Amazon's Kindle 2.0 could have better screen, longer battery life, sleeker design [UPDATED]
Is a Kindle 2.0 on the way? Amazon.com today set the stage for fingers to start tapping out online rumors about a new version of its e-book reader. The Seattle company sent out invitations for a Feb. 9 press event at the Morgan Library & Museum in New York. The last time Amazon held such an event was in 2007 to introduce the Kindle.
"We're fairly sure that it will be a new Kindle, one that will feature an improved black-and-white, grayscale screen and a better battery life," said Richard Doherty, a consumer electronics analyst with the Envisioneering Group.
Doherty, who keeps close tabs on companies that supply parts for the Kindle and other devices, said Amazon had been working for much of 2008 on a successor to its unexpectedly popular reading device. But Amazon's plans to release the product in time for Christmas were derailed when the online merchant was overwhelmed with orders, Doherty said. As a result, those who ordered a Kindle in December were told to wait until February or March for the device.
The Boy Genius Report has some photos it says are of the next version of the Kindle.
Another possible change: a sleeker design that relocates the page-forward and page-back buttons so users would be less likely to hit them accidentally. That's a major complaint about the current Kindle, said Tim Bajarin, electronics analyst with Creative Strategies.
"The first generation was too clunky," he said. "I would have to believe they've improved it."

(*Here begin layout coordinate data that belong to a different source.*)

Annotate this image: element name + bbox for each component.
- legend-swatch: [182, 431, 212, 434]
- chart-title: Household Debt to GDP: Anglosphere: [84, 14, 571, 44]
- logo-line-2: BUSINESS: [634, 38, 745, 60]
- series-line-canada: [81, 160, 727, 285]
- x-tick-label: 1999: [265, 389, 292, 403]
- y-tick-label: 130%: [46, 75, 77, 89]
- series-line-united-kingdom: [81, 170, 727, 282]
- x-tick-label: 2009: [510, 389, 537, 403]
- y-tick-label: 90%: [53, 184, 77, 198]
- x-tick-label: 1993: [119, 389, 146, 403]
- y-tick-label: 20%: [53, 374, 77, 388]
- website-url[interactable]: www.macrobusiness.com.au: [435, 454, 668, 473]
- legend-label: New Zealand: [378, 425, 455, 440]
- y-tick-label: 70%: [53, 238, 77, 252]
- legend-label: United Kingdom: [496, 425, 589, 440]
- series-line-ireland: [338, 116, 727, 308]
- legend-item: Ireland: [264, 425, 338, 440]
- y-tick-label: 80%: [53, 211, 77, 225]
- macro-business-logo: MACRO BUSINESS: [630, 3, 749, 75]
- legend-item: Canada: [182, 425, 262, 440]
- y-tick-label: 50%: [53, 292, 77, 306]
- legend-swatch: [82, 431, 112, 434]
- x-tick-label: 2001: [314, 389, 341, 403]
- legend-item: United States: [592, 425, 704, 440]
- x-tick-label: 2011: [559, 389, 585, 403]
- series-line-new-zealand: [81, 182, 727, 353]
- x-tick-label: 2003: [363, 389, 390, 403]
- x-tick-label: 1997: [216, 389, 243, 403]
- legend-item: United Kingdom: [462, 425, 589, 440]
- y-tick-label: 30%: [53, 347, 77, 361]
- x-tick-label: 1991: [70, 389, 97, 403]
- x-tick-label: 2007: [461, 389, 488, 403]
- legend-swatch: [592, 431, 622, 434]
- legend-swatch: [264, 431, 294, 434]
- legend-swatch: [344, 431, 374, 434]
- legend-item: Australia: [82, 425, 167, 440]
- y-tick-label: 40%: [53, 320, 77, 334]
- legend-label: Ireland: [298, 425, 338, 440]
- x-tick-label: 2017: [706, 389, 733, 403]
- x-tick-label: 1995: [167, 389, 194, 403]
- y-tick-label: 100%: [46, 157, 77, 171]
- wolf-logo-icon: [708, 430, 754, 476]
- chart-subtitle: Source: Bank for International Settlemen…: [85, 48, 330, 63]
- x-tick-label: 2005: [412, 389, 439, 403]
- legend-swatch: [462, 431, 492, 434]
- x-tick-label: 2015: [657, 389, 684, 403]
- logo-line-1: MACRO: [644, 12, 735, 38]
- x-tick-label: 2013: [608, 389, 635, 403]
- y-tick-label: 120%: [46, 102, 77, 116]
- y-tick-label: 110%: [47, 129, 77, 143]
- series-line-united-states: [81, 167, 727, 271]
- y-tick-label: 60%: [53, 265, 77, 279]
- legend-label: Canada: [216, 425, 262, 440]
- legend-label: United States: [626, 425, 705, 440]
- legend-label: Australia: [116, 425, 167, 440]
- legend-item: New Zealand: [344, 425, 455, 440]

Still, the Kindle caught on despite its flaws, mostly because "it did its job," Bajarin said. The $359 device, which is the size of a thin paperback book, lets users wirelessly buy and download books, blogs, magazines and newspapers (including the Los Angeles Times). Amazon offers a library of 225,000 books for the device. Its primary competitor, Sony's eReader, has a library of about 100,000 books but also gives users access to "millions" of digital titles lent out by public libraries and sold by independent book merchants. Sony's device costs $299 ($399 with a touch screen), but does not have wireless service.
-- Alex Pham
Corrected, 8:55 a.m: A previous version of this post incorrectly quoted Richard Doherty as saying the next Kindle could have a color screen. In fact, he said Amazon has prototyped a color screen but that he expects the next version to feature an improved black and white screen.